Brisbane Rugby League 1922 season

League Table
| Team | Played | Won | Lost | Drew | For | Against | Diff | Points |
|---|---|---|---|---|---|---|---|---|
| Wests | 10 | 9 | 0 | 1 | 215 | 75 | 140 | 19 |
| Valleys | 10 | 6 | 4 | 0 | 136 | 93 | 43 | 12 |
| Carlton | 10 | 5 | 4 | 1 | 118 | 121 | -3 | 11 |
| Coorparoo | 10 | 5 | 4 | 1 | 139 | 143 | -4 | 11 |
| University | 10 | 2 | 8 | 0 | 71 | 175 | -105 | 4 |
| Brothers | 10 | 1 | 8 | 1 | 64 | 135 | -71 | 3 |
Rounds
Finals
| Stage | Date | Teams | Link |
|---|---|---|---|
| Semi-Final | 19 August 1922 | Wests vs Valleys | Details |
| Semi-Final | 19 August 1922 | Coorparoo vs Carlton | Details |
| Final | 26 August 1922 | Wests vs Coorparoo | Details |
The new dawn and the avalanche
A couple of months before the start of the 1922 season, the metropolitan clubs seized control of the league from the QRL. While many acknowledged Harry Sunderland’s contribution to the growth of the game since the uncertain early years, he’d annoyed enough people to prompt a well-organised putsch, and he seemed to know it.

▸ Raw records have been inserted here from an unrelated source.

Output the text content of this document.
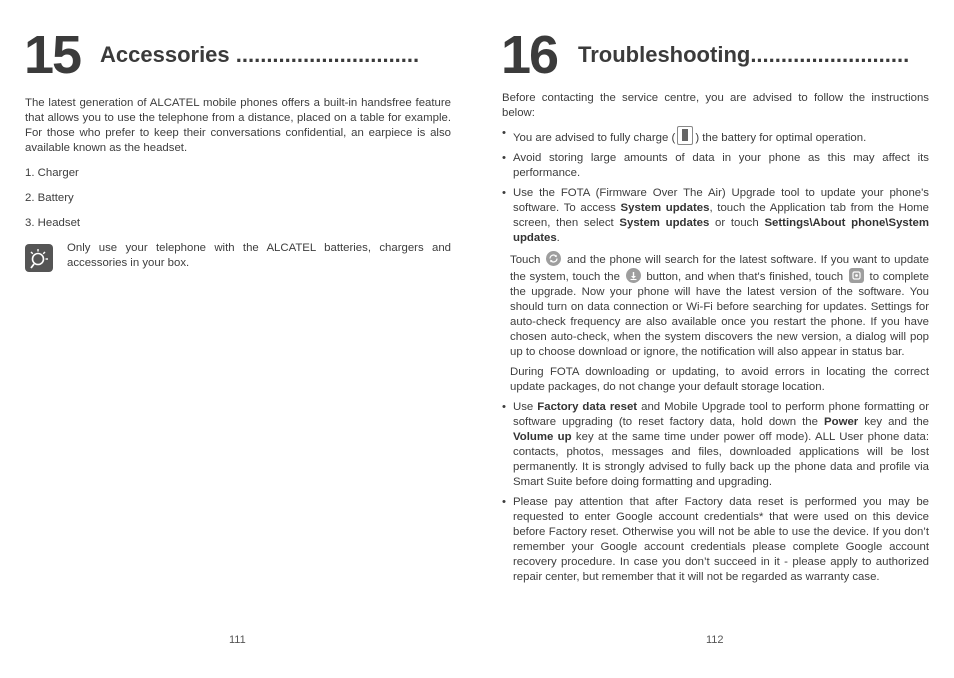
15 Accessories ..............................
The latest generation of ALCATEL mobile phones offers a built-in handsfree feature that allows you to use the telephone from a distance, placed on a table for example. For those who prefer to keep their conversations confidential, an earpiece is also available known as the headset.
1. Charger
2. Battery
3. Headset
Only use your telephone with the ALCATEL batteries, chargers and accessories in your box.
111
16 Troubleshooting..........................

Before contacting the service centre, you are advised to follow the instructions below:

• You are advised to fully charge ( ) the battery for optimal operation.
• Avoid storing large amounts of data in your phone as this may affect its performance.
• Use the FOTA (Firmware Over The Air) Upgrade tool to update your phone's software. To access System updates, touch the Application tab from the Home screen, then select System updates or touch Settings\About phone\System updates.

Touch
and the phone will search for the latest software. If you want to update the system, touch the
button, and when that's finished, touch
to complete the upgrade. Now your phone will have the latest version of the software. You should turn on data connection or Wi-Fi before searching for updates. Settings for auto-check frequency are also available once you restart the phone. If you have chosen auto-check, when the system discovers the new version, a dialog will pop up to choose download or ignore, the notification will also appear in status bar.

During FOTA downloading or updating, to avoid errors in locating the correct update packages, do not change your default storage location.

• Use Factory data reset and Mobile Upgrade tool to perform phone formatting or software upgrading (to reset factory data, hold down the Power key and the Volume up key at the same time under power off mode). ALL User phone data: contacts, photos, messages and files, downloaded applications will be lost permanently. It is strongly advised to fully back up the phone data and profile via Smart Suite before doing formatting and upgrading.
• Please pay attention that after Factory data reset is performed you may be requested to enter Google account credentials* that were used on this device before Factory reset. Otherwise you will not be able to use the device. If you don’t remember your Google account credentials please complete Google account recovery procedure. In case you don’t succeed in it - please apply to authorized repair center, but remember that it will not be regarded as warranty case.
112
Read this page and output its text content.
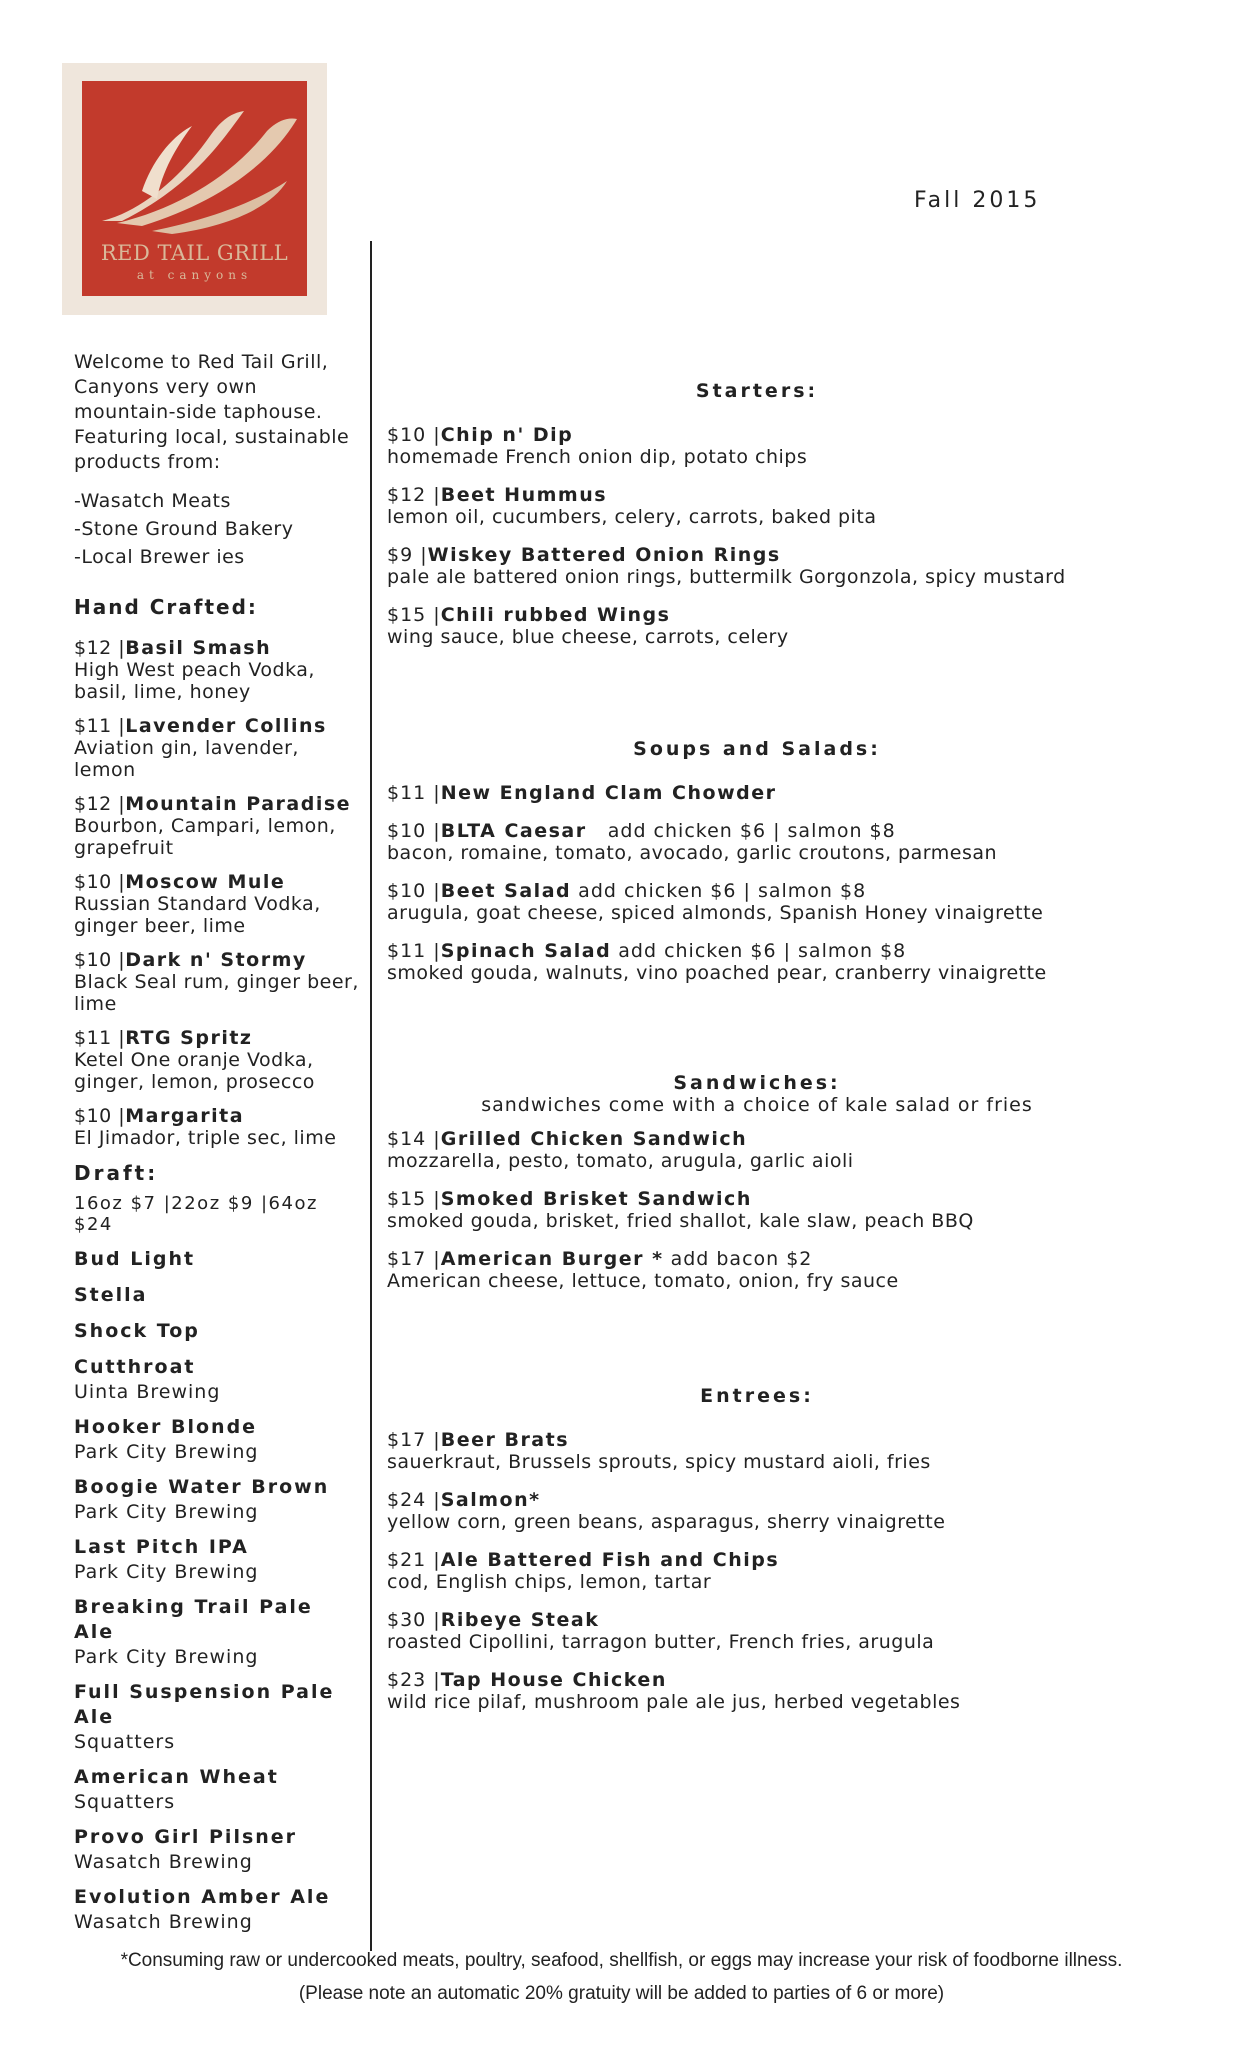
RED TAIL GRILL
at canyons
Fall 2015
Welcome to Red Tail Grill, Canyons very own mountain-side taphouse. Featuring local, sustainable products from:
-Wasatch Meats
-Stone Ground Bakery
-Local Brewer ies
Hand Crafted:
$12 |Basil Smash
High West peach Vodka, basil, lime, honey
$11 |Lavender Collins
Aviation gin, lavender, lemon
$12 |Mountain Paradise
Bourbon, Campari, lemon, grapefruit
$10 |Moscow Mule
Russian Standard Vodka, ginger beer, lime
$10 |Dark n' Stormy
Black Seal rum, ginger beer, lime
$11 |RTG Spritz
Ketel One oranje Vodka, ginger, lemon, prosecco
$10 |Margarita
El Jimador, triple sec, lime
Draft:
16oz $7 |22oz $9 |64oz $24
Bud Light
Stella
Shock Top
Cutthroat
Uinta Brewing
Hooker Blonde
Park City Brewing
Boogie Water Brown
Park City Brewing
Last Pitch IPA
Park City Brewing
Breaking Trail Pale Ale
Park City Brewing
Full Suspension Pale Ale
Squatters
American Wheat
Squatters
Provo Girl Pilsner
Wasatch Brewing
Evolution Amber Ale
Wasatch Brewing
Starters:
$10 |Chip n' Dip
homemade French onion dip, potato chips
$12 |Beet Hummus
lemon oil, cucumbers, celery, carrots, baked pita
$9 |Wiskey Battered Onion Rings
pale ale battered onion rings, buttermilk Gorgonzola, spicy mustard
$15 |Chili rubbed Wings
wing sauce, blue cheese, carrots, celery
Soups and Salads:
$11 |New England Clam Chowder
$10 |BLTA Caesar add chicken $6 | salmon $8
bacon, romaine, tomato, avocado, garlic croutons, parmesan
$10 |Beet Salad add chicken $6 | salmon $8
arugula, goat cheese, spiced almonds, Spanish Honey vinaigrette
$11 |Spinach Salad add chicken $6 | salmon $8
smoked gouda, walnuts, vino poached pear, cranberry vinaigrette
Sandwiches:
sandwiches come with a choice of kale salad or fries
$14 |Grilled Chicken Sandwich
mozzarella, pesto, tomato, arugula, garlic aioli
$15 |Smoked Brisket Sandwich
smoked gouda, brisket, fried shallot, kale slaw, peach BBQ
$17 |American Burger * add bacon $2
American cheese, lettuce, tomato, onion, fry sauce
Entrees:
$17 |Beer Brats
sauerkraut, Brussels sprouts, spicy mustard aioli, fries
$24 |Salmon*
yellow corn, green beans, asparagus, sherry vinaigrette
$21 |Ale Battered Fish and Chips
cod, English chips, lemon, tartar
$30 |Ribeye Steak
roasted Cipollini, tarragon butter, French fries, arugula
$23 |Tap House Chicken
wild rice pilaf, mushroom pale ale jus, herbed vegetables
*Consuming raw or undercooked meats, poultry, seafood, shellfish, or eggs may increase your risk of foodborne illness.
(Please note an automatic 20% gratuity will be added to parties of 6 or more)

The players were clearly a bit fed-up, with the facilities at the Davies Park ‘dairy’ for one, but mostly with the ‘always a day away’ promise of better conditions and some modicum of professionalism. It was the official birth of the BRL – the new dawn. But there was trouble not far ahead.
On the field, Wests surged to the premiership like an avalanche coming down Mount Coot-tha, if such a thing were possible. For the second time in three seasons, the ‘Red and Blacks’ won the title undefeated, with only Brothers who hung on for a draw in late July taking a point off them.
Battle-hardened forwards Norm Potter, Jim Bennett and Bill Dunne, along with Harry Jacques who they pinched from Coorparoo, led the way and even withstood the departure of Bill Richards to Sydney.
Jack Sweeney was back, and despite Sam Hull returning to Valleys, Kangaroo Harry Fewin came in the opposite direction. The arrival of future state and national winger Cec Aynsley put them into overdrive. Wests’ points differential was greater than any other club’s aggregate points total.
The defending champions, Carlton lost some key players in Bath, Stallard and Moran and never quite got their mojo back. Coorparoo were almost there, with veterans Charlie Thorogood and W Ehlers playing behind an emerging forward pack. Valleys were still in transition, though doing it in some style. A key player for the future, Wally Cheyne firmly established himself in their team during 1922.